Häufig ist eine negative Sicht auf Arbeitszeiterfassung aber Folge eines Missverständnisses. Denn wenn geleistete Arbeitsstunden exakt registriert werden, nützt das nicht nur dem Betrieb. Vielmehr haben manche Unternehmen vielleicht ein Interesse daran, dass die Beschäftigten gar nicht so genau wissen, wie viel sie (mehr) arbeiten. Arbeitnehmerschutz war denn auch der Anlass des Urteilsspruchs des EuGH. Geklagt hatte eine spanische Gewerkschaft.
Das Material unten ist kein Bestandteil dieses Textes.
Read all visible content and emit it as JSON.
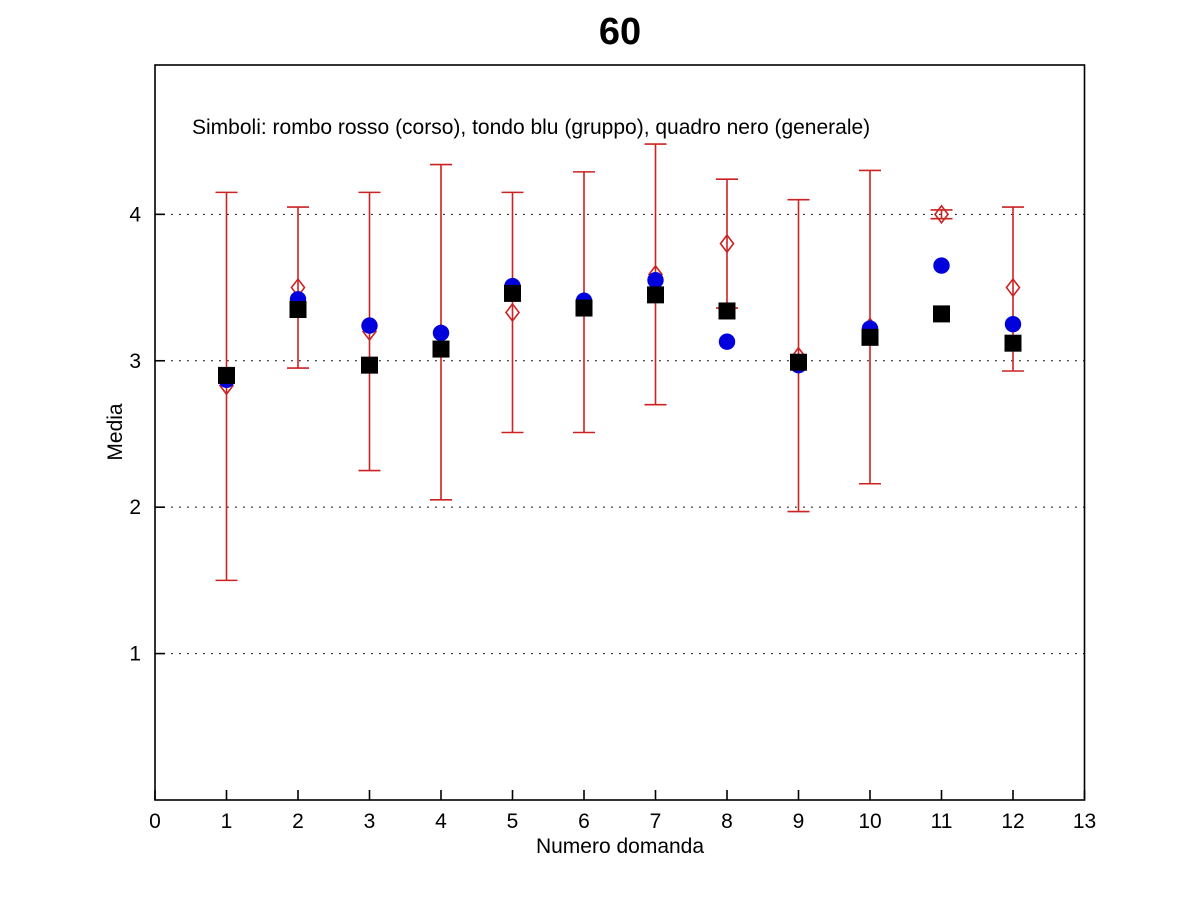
{
  "figure": {
    "background": "#ffffff"
  },
  "chart_data": {
    "type": "scatter",
    "title": "60",
    "annotation": "Simboli: rombo rosso (corso), tondo blu (gruppo), quadro nero (generale)",
    "xlabel": "Numero domanda",
    "ylabel": "Media",
    "xlim": [
      0,
      13
    ],
    "ylim": [
      0,
      5.02
    ],
    "xticks": [
      0,
      1,
      2,
      3,
      4,
      5,
      6,
      7,
      8,
      9,
      10,
      11,
      12,
      13
    ],
    "yticks": [
      1,
      2,
      3,
      4
    ],
    "grid": "horizontal-dotted-black",
    "legend_position": "text-annotation-top-left",
    "x": [
      1,
      2,
      3,
      4,
      5,
      6,
      7,
      8,
      9,
      10,
      11,
      12
    ],
    "series": [
      {
        "name": "corso",
        "marker": "open-diamond",
        "color": "#cc2222",
        "errorbars": true,
        "values": [
          2.83,
          3.5,
          3.2,
          3.19,
          3.33,
          3.4,
          3.59,
          3.8,
          3.03,
          3.23,
          4.0,
          3.5
        ],
        "err_low": [
          1.5,
          2.95,
          2.25,
          2.05,
          2.51,
          2.51,
          2.7,
          3.36,
          1.97,
          2.16,
          3.97,
          2.93
        ],
        "err_high": [
          4.15,
          4.05,
          4.15,
          4.34,
          4.15,
          4.29,
          4.48,
          4.24,
          4.1,
          4.3,
          4.03,
          4.05
        ]
      },
      {
        "name": "gruppo",
        "marker": "filled-circle",
        "color": "#0000dd",
        "errorbars": false,
        "values": [
          2.87,
          3.42,
          3.24,
          3.19,
          3.51,
          3.41,
          3.55,
          3.13,
          2.97,
          3.22,
          3.65,
          3.25
        ]
      },
      {
        "name": "generale",
        "marker": "filled-square",
        "color": "#000000",
        "errorbars": false,
        "values": [
          2.9,
          3.35,
          2.97,
          3.08,
          3.46,
          3.36,
          3.45,
          3.34,
          2.99,
          3.16,
          3.32,
          3.12
        ]
      }
    ]
  }
}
Sie wollte bei der Deutschen Bank ein System zur grundsätzlichen Arbeitszeiterfassung durchsetzen.
Arbeitszeiterfassung nützt den Beschäftigten
Im Gegensatz zu Altmaier erwartet IAB-Expertin Wanger durch die Umsetzung des Richterspruchs hierzulande keine massiven Auswirkungen. „An der bisher schon im deutschen Arbeitszeitgesetz geregelten Praxis wird sich dadurch wenig ändern“, meint sie. Schon jetzt müssten Überstunden erfasst werden. „Dafür muss die reguläre Arbeitszeit bekannt sein. Das bedeutet, dass der Arbeitgeber schon jetzt die reguläre Arbeitszeit 'feststellen' muss“, erklärt Wanger. „Und wenn die Überstunden bereits festgehalten werden, ist die Erfassung der regulären Arbeitszeit ein denkbar kleiner Sprung.“
Auch nach Ansicht von Brenscheidt fügt sich das Urteil in die bereits vorhandene Entwicklung ein. „Arbeitszeitkonten haben in den letzten Jahren kontinuierlich an Bedeutung gewonnen, auch weil sie für eine strategische Planung unerlässlich ist. Wir gehen davon aus, dass dieser Trend anhält, gegebenenfalls durch das Urteil verstärkt wird“, sagt der BAuA-Experte.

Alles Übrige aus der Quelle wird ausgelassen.